Hermandades y crisis

           El valor de las Hermandades se ha visto revalorizado en los últimos años cuando las situaciones y acontecimientos sociales y económicos han puesto en duda el término calidad de vida. No cotizan en bolsa ni adquieren fluctuaciones especulativas con sus escasos ingresos, pues las asignaciones que hacen posible sus subsistencias proviene, en la mayoría de los casos, de las cuotas de sus Hermanos.

            Vivimos tiempos en los que es preciso poner en práctica los mandamientos y mensajes evangélicos, hacer realidad las experiencias que el propio Cristo nos legó. Es éste compromiso necesario para remediar e intentar cubrir, en la medida de lo posible evidentemente, las carencias y necesidades de quienes son engullidos por esta espiral de cruenta penuria que han propiciado los grandes especuladores financieros, que siguen lucrándose a costa de las miserias de la gran mayoría de la población.

            Ante la inhibición de la mayor parte de la clase política, a la que le trae al pairo el sustento diario de familias completas, pues centran sus esfuerzos y sus presupuestos en la consecución de sus propios fines políticos, en procurarse y aglutinar el poder para asegurarse el futuro, las hermandades y cofradías de nuestra ciudad, uniéndose a la ingente labor que desarrolla Cáritas Diocesana y que está desbordada en esta atención, están desarrollando un trabajo extraordinario prestando ayuda para la obtención de alimentos, el pago con el que se cubren las perentorias necesidades cotidianas y creando bolsas de trabajo entre sus Hermanos. Oferta y demanda que nacen y llegan por el mejor de los conductos: la fe en Cristo.

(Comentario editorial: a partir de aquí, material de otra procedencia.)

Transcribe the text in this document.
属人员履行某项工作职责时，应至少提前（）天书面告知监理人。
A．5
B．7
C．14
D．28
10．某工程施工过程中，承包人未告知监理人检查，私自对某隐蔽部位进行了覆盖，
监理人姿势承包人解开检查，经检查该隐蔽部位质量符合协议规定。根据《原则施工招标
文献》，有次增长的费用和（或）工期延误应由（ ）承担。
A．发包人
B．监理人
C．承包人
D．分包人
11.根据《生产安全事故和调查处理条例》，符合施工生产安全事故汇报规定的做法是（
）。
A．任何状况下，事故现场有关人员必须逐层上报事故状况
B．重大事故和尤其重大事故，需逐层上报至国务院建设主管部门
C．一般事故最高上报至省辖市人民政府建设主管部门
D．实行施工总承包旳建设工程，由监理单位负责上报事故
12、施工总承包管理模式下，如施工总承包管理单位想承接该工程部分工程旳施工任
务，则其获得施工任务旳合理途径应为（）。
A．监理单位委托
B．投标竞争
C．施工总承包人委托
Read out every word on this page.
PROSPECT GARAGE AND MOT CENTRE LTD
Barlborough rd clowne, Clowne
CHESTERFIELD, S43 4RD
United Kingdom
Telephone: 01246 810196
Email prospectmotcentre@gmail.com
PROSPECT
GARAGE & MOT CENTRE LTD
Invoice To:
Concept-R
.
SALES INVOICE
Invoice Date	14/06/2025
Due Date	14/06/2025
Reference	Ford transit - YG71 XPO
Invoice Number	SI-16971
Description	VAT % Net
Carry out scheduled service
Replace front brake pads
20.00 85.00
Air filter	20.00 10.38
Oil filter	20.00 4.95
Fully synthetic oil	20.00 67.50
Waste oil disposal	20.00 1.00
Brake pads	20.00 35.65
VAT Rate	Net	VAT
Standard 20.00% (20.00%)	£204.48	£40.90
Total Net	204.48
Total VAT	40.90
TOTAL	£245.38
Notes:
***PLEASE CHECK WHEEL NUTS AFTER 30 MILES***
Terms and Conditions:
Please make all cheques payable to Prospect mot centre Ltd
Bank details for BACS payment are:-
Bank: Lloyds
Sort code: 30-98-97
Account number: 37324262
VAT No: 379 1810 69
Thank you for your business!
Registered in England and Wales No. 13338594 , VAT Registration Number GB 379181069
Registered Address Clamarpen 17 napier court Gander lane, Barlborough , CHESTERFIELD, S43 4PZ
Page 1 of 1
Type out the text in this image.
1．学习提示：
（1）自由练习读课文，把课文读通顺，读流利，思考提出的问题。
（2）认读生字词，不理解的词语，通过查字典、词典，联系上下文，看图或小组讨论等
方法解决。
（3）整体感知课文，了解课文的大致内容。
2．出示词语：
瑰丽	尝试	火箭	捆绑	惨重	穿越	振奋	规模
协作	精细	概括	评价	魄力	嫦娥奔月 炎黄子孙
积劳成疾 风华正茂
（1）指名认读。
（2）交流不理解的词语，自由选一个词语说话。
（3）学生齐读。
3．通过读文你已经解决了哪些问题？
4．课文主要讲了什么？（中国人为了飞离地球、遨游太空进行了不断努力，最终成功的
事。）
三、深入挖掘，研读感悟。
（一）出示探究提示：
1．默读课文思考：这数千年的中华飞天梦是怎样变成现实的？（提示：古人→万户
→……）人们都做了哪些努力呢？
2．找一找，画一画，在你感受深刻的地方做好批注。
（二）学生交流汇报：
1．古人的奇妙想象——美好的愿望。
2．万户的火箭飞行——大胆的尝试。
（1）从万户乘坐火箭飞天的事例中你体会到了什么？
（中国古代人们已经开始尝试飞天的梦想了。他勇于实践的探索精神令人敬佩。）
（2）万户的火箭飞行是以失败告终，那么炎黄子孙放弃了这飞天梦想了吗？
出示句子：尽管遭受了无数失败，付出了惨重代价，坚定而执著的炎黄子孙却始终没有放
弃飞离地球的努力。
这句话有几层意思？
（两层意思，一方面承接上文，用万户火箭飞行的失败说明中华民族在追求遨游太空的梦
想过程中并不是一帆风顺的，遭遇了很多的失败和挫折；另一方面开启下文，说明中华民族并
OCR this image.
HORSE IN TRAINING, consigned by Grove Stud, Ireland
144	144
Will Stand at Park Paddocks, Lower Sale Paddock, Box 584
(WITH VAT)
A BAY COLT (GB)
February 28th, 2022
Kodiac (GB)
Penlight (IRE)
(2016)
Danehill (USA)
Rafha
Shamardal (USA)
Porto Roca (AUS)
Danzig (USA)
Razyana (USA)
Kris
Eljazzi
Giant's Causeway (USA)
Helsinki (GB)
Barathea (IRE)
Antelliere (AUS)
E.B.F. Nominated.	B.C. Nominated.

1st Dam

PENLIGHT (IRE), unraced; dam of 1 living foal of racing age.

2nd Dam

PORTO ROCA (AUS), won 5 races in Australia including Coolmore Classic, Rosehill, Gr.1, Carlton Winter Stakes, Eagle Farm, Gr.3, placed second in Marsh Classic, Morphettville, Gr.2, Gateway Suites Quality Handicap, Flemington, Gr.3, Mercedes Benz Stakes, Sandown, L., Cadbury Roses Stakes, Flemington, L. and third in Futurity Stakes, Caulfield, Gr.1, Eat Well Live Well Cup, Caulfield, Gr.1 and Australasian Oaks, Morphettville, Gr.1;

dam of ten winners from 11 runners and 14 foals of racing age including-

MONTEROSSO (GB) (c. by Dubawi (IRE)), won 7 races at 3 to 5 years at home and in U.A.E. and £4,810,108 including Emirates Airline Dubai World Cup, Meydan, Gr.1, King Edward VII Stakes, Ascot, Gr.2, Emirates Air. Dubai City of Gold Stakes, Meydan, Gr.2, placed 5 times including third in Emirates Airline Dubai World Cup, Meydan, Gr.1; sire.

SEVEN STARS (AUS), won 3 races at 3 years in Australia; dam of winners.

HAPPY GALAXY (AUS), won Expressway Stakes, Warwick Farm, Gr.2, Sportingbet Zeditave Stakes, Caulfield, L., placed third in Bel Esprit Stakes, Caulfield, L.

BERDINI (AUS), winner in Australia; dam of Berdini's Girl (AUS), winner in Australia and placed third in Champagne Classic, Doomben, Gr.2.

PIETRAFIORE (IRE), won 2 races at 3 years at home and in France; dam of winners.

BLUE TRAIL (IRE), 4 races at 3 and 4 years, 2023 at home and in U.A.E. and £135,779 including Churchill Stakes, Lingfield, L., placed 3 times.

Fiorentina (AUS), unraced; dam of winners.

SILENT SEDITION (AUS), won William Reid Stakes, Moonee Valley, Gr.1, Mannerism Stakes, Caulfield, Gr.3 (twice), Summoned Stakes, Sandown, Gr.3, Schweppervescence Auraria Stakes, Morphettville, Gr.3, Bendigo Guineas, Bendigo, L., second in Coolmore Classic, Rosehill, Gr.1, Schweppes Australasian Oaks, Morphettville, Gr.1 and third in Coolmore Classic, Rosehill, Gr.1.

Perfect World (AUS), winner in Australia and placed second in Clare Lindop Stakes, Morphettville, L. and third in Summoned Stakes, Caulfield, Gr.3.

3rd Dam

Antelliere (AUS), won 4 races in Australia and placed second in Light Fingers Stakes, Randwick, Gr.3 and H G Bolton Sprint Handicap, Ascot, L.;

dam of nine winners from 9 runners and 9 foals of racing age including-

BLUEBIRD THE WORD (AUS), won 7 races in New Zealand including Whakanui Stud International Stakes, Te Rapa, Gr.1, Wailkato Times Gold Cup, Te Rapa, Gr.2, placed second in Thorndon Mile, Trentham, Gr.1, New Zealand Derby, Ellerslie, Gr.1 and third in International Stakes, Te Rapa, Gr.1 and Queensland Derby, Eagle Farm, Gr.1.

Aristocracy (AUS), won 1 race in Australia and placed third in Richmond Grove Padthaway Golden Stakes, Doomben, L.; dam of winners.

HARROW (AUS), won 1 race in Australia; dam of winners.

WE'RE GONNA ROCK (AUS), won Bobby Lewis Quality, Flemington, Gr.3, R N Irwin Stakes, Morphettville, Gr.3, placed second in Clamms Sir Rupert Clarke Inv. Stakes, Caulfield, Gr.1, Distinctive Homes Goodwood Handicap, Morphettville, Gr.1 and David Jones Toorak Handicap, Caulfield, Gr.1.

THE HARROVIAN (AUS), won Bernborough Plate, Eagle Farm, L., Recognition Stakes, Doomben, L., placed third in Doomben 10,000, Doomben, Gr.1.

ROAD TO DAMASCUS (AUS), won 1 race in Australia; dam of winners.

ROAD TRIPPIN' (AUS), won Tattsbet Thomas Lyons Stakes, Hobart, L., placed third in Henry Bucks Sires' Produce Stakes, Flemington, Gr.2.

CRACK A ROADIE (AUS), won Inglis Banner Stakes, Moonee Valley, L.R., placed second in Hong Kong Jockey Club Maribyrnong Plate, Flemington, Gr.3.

            Cada día se publican y se dan a conocer nuevos proyectos auspiciados por las cofradías sevillanas en los que se procuran cubrir las necesidades de sus hermanos y feligreses de las parroquias e iglesias en las que tienen sus sedes canónicas. Han dejado aparcados sus propuestas de ampliación patrimonial para dedicar sus efectivos, en mayor o menor cuantía, en dar de beber al sediento, de comer al hambriento y cobijar al que busca refugio. Las asistencias sociales, y quienes se ocupan de ellas, se ven desbordados –y sorprendidos en muchos de los casos que tratan- por las peticiones que les llegan y la procedencia de quienes la realizan, en la mayor de las ocasiones envueltos en halo de vergüenza. Personas que se han visto, de un día para otro, sin trabajo, sin ingresos con los que hacer frente a los gastos comunes de una familia, incapaces ya de resolver su problema, con sus medios propios, acuden a las hermandades y cofradías en busca del auxilio y la protección que debiera atender el estado, claro si no utilizan y malversan los fondos derivados a estos menesteres en vicios y degeneración, en lujos y depravación, que ya no les importa ni disimularlo.

            Hombres y mujeres instruidos, con magnífica formación y hasta cierto status, que se desploman cuando confiesan su tragedia, cuando se despojan del hábito de la vergüenza, vencidos por la necesidad y la penuria. Familias enteras en los comedores sociales –que por cierto, no se conoce ninguno de partido político alguno- haciendo cola para obtener el plato del sustento diario y algunos llevándose su ración al domicilio para no perder el escaso sentido de la dignidad que pudieran acopiar aún.

Las expectativas no son nada halagüeñas por eso las hermandades y cofradías siguen extrayendo recursos, restándolo de los oropeles y destinándolos a la caridad. Este año la Hermandad del Dulce Nombre, de Bellavista, junto a otras instituciones católicas, públicas y privadas, estrenará el mejor y más dorado de sus enseres, la plata y el oro del corazón de sus hermanos expuesto para sufragar las penurias de otros. Estrenan unos varales que sustentarán la necesidad de quienes no tienen la suerte de poder disfrutar de una comida al día, la restauración de la solidaridad implantando el mensaje de Cristo. Estrenan comedor social, asistido por voluntarios que ejercerán de misioneros y sostén de quienes acudan a él. Y lo dramático será que se quedarán pronto sin espacio suficiente para atender la continua demanda. Al tiempo. Para que luego hablen de la Iglesia y sus hermandades.